Gempa menjadi salah satu ancaman utama bencana geologi di Indonesia yang tidak dapat diprediksi secara pasti, sehingga pembaruan sistem peringatan dini menjadi langkah krusial yang tidak bisa ditunda.

Dengan frekuensi Gempa yang tinggi dan tersebar di berbagai wilayah, pemerintah terus berupaya memastikan bahwa masyarakat memiliki akses terhadap informasi yang cepat, akurat, dan mudah dipahami.

Hal ini penting untuk meminimalisir risiko korban jiwa, kerugian material, serta dampak sosial yang ditimbulkan akibat bencana yang datang secara tiba-tiba.

Komitmen ini merupakan upaya memperkuat dan memperluas jangkauan sistem peringatan dini mengingat tingginya risiko bencana geologi di Indonesia.

Gempa yang kerap terjadi di Indonesia juga dipengaruhi oleh posisi geografis yang berada di pertemuan lempeng tektonik aktif dunia.

Kondisi ini menjadikan Indonesia sebagai salah satu negara dengan tingkat kerawanan tinggi terhadap bencana geologi. Oleh karena itu, selain penguatan teknologi, pemerintah juga menekankan pentingnya kesiapsiagaan masyarakat melalui edukasi kebencanaan yang berkelanjutan, agar setiap individu mampu merespons dengan cepat dan tepat saat terjadi bencana.

Kepala Badan Nasional Penanggulangan Bencana (BNPB) Suharyanto melalui Badan Komunikasi Pemerintah RI atau Bakom RI kemarin menegaskan peningkatan kapasitas peringatan dini menjadi prioritas pemerintah pusat bersama lembaga terkait, seperti Badan Meteorologi, Klimatologi, dan Geofisika (BMKG).

Kolaborasi antara BNPB, BMKG, serta berbagai lembaga terkait lainnya menjadi fondasi utama dalam membangun sistem mitigasi bencana yang terintegrasi.

Setiap lembaga memiliki peran penting, mulai dari pemantauan aktivitas geologi, analisis data, hingga penyebaran informasi kepada masyarakat secara real-time.

Sinergi ini diharapkan mampu mempercepat respons terhadap potensi bencana serta meningkatkan efektivitas sistem peringatan dini secara nasional.

“Pemerintah pusat, BNPB dan BMKG di empat tahun terakhir ini sudah berusaha meningkatkan kemampuan peringatan dini terkait gempa bumi, tsunami,” ujar Suharyanto dalam konferensi pers di Jakarta, Kamis (2/4/2026).

Selain peningkatan kapasitas teknologi, pemerintah juga terus mendorong penguatan sumber daya manusia di bidang kebencanaan.

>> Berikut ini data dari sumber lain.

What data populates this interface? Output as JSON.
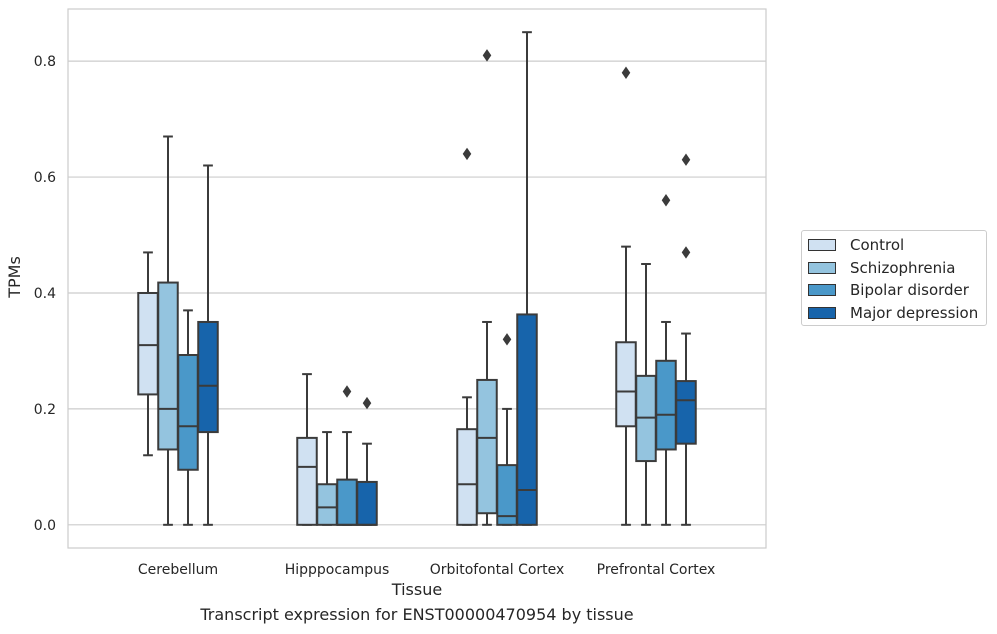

Berbagai pelatihan, simulasi evakuasi, hingga sosialisasi kepada masyarakat secara rutin dilakukan guna meningkatkan pemahaman terhadap langkah-langkah yang harus diambil saat terjadi bencana.

Dengan demikian, sistem peringatan dini tidak hanya berhenti pada pemberian informasi, tetapi juga diikuti dengan kesiapan tindakan dari masyarakat.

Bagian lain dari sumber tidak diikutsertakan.